Things didn’t get much easier for Gibson, who arrived in America having just recovered from malaria. “You’re looked at different. They called me names. They made me feel unimportant. Made me want to hide my identity. It took years to understand and learn that it’s OK to be the black sheep in the room. We’re meant to be different. I realized that — and I took it back to Liberia when I visited in 2012. I reconnected and regained love that I had lost for myself,” continued Gibson, who aspires to attend law school at Howard University.
Undefeated Editor-in-Chief Kevin Merida chokes up every time he talks about his father — a man bold enough to dream of being something he’d never seen before. “My dad … ” an emotional Merida explained, “was growing up liking minerals and rocks. He was bold enough to think he wanted to be geologist. This is 1959. His family dissuaded him. There was none before him. But he decided to pursue it – despite admonitions. He graduated from Wichita State University, sent dozens of applications, and for two years, he got no offers.”
Merida continued on, telling the audience what his father endured — sweeping floors and doing janitorial work along the way — until he got the opportunity at the U.S. Geological Survey in Washington, D.C. “When we started The Undefeated, I couldn’t help but think how my dad was Undefeated,” Merida said, alluding to the Maya Angelou quote that serves as the inspiration behind the site.
“Opportunity can lead to greatness but you have to first have the opportunity,” Merida said in his closing remarks. “We have to talk about bravery. If you’re in a position of influence, risk something. So many people risked things for us. Fought. Bled. We have to remember that – risk something. Inclusion and empowerment can’t be a leisure activity. Invest in people on potential – everybody won’t be fully formed like William and Nevin. We need to invest in potential.”
The conversation and storytelling are an intentional effort by the CIAA — led by its commissioner, Jacqie McWilliams — to be bold, even as thousands of tourists flock into uptown for the conference’s signature basketball tournament, one of Charlotte’s few remaining major sporting events that hasn’t relocated from Queen City over opposition to N.C. House Bill 2 (HB2).
As legislators in Raleigh, North Carolina, have yet to reach consensus on an HB2 repeal compromise, the CIAA beat goes on, with an open invitation to all.
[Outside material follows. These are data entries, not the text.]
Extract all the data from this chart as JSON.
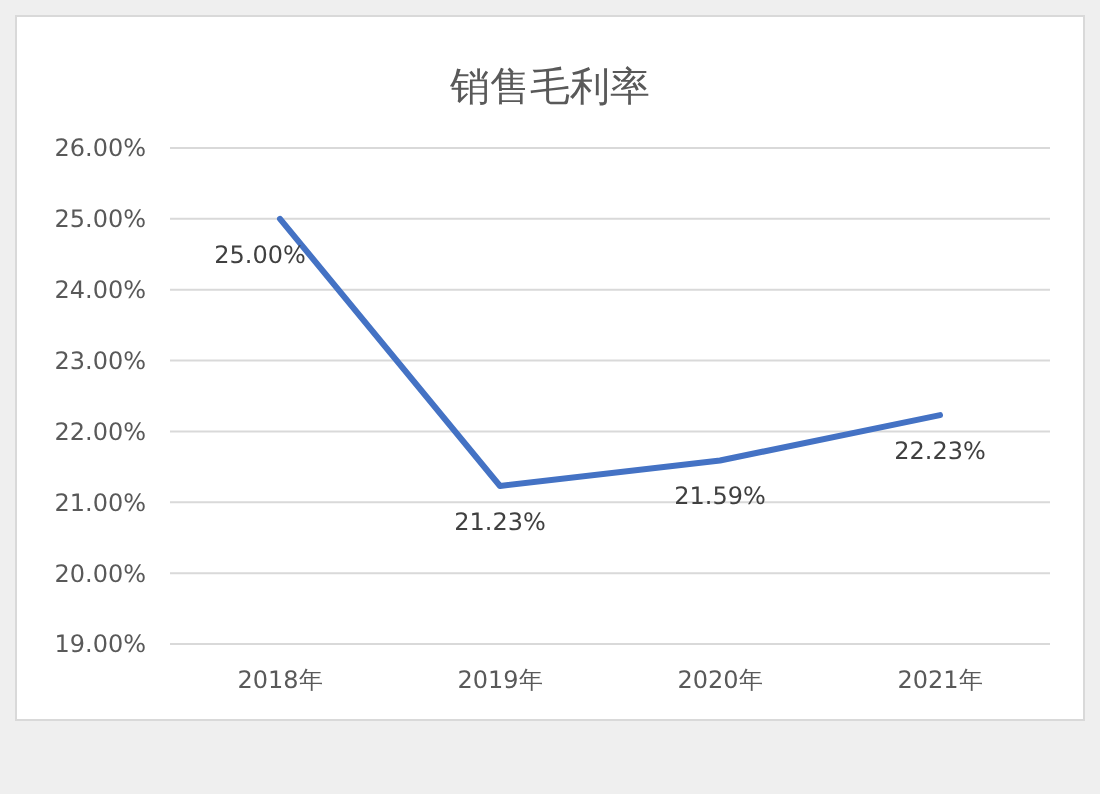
{
  "chart_data": {
    "type": "line",
    "title": "销售毛利率",
    "categories": [
      "2018年",
      "2019年",
      "2020年",
      "2021年"
    ],
    "series": [
      {
        "color": "#4472c4",
        "values": [
          25.0,
          21.23,
          21.59,
          22.23
        ],
        "value_labels": [
          "25.00%",
          "21.23%",
          "21.59%",
          "22.23%"
        ]
      }
    ],
    "ylim": [
      19,
      26
    ],
    "yticks": [
      {
        "value": 19,
        "label": "19.00%"
      },
      {
        "value": 20,
        "label": "20.00%"
      },
      {
        "value": 21,
        "label": "21.00%"
      },
      {
        "value": 22,
        "label": "22.00%"
      },
      {
        "value": 23,
        "label": "23.00%"
      },
      {
        "value": 24,
        "label": "24.00%"
      },
      {
        "value": 25,
        "label": "25.00%"
      },
      {
        "value": 26,
        "label": "26.00%"
      }
    ],
    "grid": "y",
    "marker": "none",
    "line_style": "solid"
  }
}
“A lot of us sit here with great intention,” said Caple during the question-and-answer session. “Part of the challenge is the silence in our community. That silence is looked at as rejection.”
Candis Cox, a North Carolina resident and transgender advocate, expressed her feelings of being excluded. “Exclusion is difficult. I walk in with the trifecta: black, transgender and I’m a woman,” she said. “And, I’m tall,” she added.
“I walk into a room and I’m asking: Are people staring at me because I’m black? Because I’m college-educated? Because my skin is different? Because I’m a woman in a male-dominated world? Can I be just as empowering as the men? That is something I deal with day to day. Every day I wake up, I have to account for my blackness, femininity-ness and my transgender-ness.”
And, perhaps it’s exactly why this conversation is being had with only a handful of people in the room — in North Carolina. “The CIAA is saying, we want to have a transgender woman come and speak to us. We want people — all people — to know, regardless of HB2, you’re welcome here. We know as black people what that’s like. We know we’re one lifetime from a time when we were excluded because of legislation. But it wasn’t legislation that hurt us — it’s people. It’s business owners. That’s really what we’re talking about — about how we can make a change. We can do that — together.”
Added McWilliams: “There’s only two black female commissioners in the country. We need more people of color being a part of this great work that we do every day. I wish we could be natural and authentic. HB2 — as terrible as it looks — it’s opened up dialogue in ways we’ve never done.”